Wednesday, December 05, 2007
I knew Ingrid. She looked after my pony Chelan until the day Chelan died very happy in her field. She was a good woman, misunderstood by many.
She and her husband chose to travel the world rather than have kids and went around it at least twice if not more. She had amazing stories to tell.
She had a huge heart and after her husband died she poured all her love into her animal friends and they returned it completely.
I am honored to have known her.
Agassiz fire claims one life
Firefighters stand among hoses near the Agassiz home destroyed Saturday.
by Lorene Keitch
A fire ripped through a Morrow Rd residence Saturday, killing an elderly woman and her dog.
Ingrid Hackel and her dog Prinsie lived in a white house with red trim on the only remaining farm land within the Agassiz town site.
Neighbours first spotted smoke around 2:30 p.m. on Saturday, Dec. 1. Someone called 9-1-1, and neighbours rushed to Heckel’s house to see if she was OK. However, the intense heat drove them back out the door before they could get far.
Next-door neighbour Cheryl says she knew the situation was not good when she could see Heckel’s scooter out front as the house was burning.
“She is in her 80s, and always takes her scooter when she goes anywhere,” Cheryl said, as firefighters blanketed the scene with trucks, hoses and ladders.
At approximately 2:35 p.m., the Agassiz Fire Department was paged for a chimney fire at a single family dwelling on 7411 Morrow Rd. Fire Chief Wayne Dyer was first on scene and was notified by the neighbours the lone occupant was still inside the house.
When the first fire truck arrived shortly after, hoses were hooked up and two firefighters with self-contained breathing apparatus entered the house to search for Heckel.

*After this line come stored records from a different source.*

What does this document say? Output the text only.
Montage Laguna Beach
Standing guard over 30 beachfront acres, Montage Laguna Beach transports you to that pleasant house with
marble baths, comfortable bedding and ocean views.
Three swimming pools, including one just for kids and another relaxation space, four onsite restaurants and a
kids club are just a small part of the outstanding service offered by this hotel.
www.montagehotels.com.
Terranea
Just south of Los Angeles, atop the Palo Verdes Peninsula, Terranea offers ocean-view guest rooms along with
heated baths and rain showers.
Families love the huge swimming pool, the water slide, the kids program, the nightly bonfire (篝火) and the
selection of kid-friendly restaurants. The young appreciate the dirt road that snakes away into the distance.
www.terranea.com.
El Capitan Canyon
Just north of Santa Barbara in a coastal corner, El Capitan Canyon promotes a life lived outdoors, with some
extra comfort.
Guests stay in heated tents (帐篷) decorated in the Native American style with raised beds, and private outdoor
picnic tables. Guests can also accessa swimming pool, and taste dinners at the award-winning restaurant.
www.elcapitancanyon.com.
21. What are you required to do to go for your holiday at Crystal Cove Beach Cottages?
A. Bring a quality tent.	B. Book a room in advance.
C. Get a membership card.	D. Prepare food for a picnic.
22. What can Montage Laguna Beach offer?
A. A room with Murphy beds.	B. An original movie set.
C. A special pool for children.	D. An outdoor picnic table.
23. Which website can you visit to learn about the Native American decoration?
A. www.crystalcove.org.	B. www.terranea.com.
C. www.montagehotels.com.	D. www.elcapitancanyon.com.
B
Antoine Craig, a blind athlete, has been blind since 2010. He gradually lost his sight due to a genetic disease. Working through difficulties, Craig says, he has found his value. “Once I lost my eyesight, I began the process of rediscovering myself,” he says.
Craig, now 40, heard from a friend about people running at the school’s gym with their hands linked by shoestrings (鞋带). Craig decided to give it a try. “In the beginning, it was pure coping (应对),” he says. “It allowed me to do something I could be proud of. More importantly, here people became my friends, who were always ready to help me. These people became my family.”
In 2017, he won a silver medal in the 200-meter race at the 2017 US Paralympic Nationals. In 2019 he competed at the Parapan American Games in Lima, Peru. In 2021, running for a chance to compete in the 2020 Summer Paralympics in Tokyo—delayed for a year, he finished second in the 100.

“Having advanced about two meters, the firefighters had to retreat due to heavy smoke and intense heat. Visibility was zero at floor level,” states Wayne Ball, Agassiz firefighter and media liason.
Deputy Fire Chief Gerald Basten says with temperatures reaching upwards of 800 degrees, it was hot enough to start melting the plastic shields on their helmets.
“Firefighters made a valiant effort to gain access upon arrival, but were driven out by the intense heat,” Basten explains.
A call was sent out for mutual aide, with Harrison, Seabird and Popkum departments responding.
The building was ventilated to try and release some heat. Crews succeeded in gaining access to the burning building on the second attempt.
“After a flashover took place, the interior attack continued and the search party were able to locate the occupant,” Ball describes.
They removed the victim and firefighters continued to work on the scene until almost 10 p.m. that night.
Heckel’s German Shepard dog Prinsie was also found deceased in the house. Neighbours say the dog was very loyal to Heckel, and that if she was in the house, he would not have left her.
The cause of fire was undetermined as of press time.
“It’s an active investigation right now. We’re going back to the site as we speak,” Basten said in a phone interview Monday. “It’s an ongoing investigation between the Agassiz Fire Department, the Office of the Fire Commissioner and the RCMP, which would include the coroners.”
Agassiz RCMP Sgt. Mike McCarthy says fire investigations are done jointly with RCMP to ensure there is no foul play involved in a fire. However, he said Monday there was no indication of foul play at this time.
BC Ambulance Service paramedics, RCMP, Victims assistance and the Coroner and staff were all on scene Saturday.
An unexpected but much appreciated arrival on scene was local resident Rob Sciotti and his crew. Ball says Sciotti took it upon himself to feed all the emergency personnel on scene. Through his staff at the Agassiz A&W and Sam’s Place, hamburgers and endless hot coffee were supplied to help keep everybody warm.
“This was greatly appreciated. Community spirit does live on in Agassiz,” Ball exclaims.
There has been no official cause of the fire or cause of death at this time as it is still under investigation.
On-lookers gathered at the scene to watch as firefighters battled the blaze, mostly hidden from sight by a fire truck, bushes and Fire Scene tape. Several neighbours gathered on the street corner to talk about Heckel as they watched the action. Marina Striker says Heckel was a good neighbour to have.
“She believed that good fences made good neighbours,” Striker says. “She had a big heart, and was very kind.”
Over the years, Striker would sometimes find a basket of eggs from Heckel for her, hanging on a bush with a coat hanger. Another neighbour recalled when she first moved to the neighbourhood 18 years ago, Heckel welcomed her with a basket of fruit and flowers.
It was the last farm in town-proper, and she used to have goats, cows, geese and chickens there. Another past neighbour recalled watching Heckel many years ago walk her cow down the street in the evenings.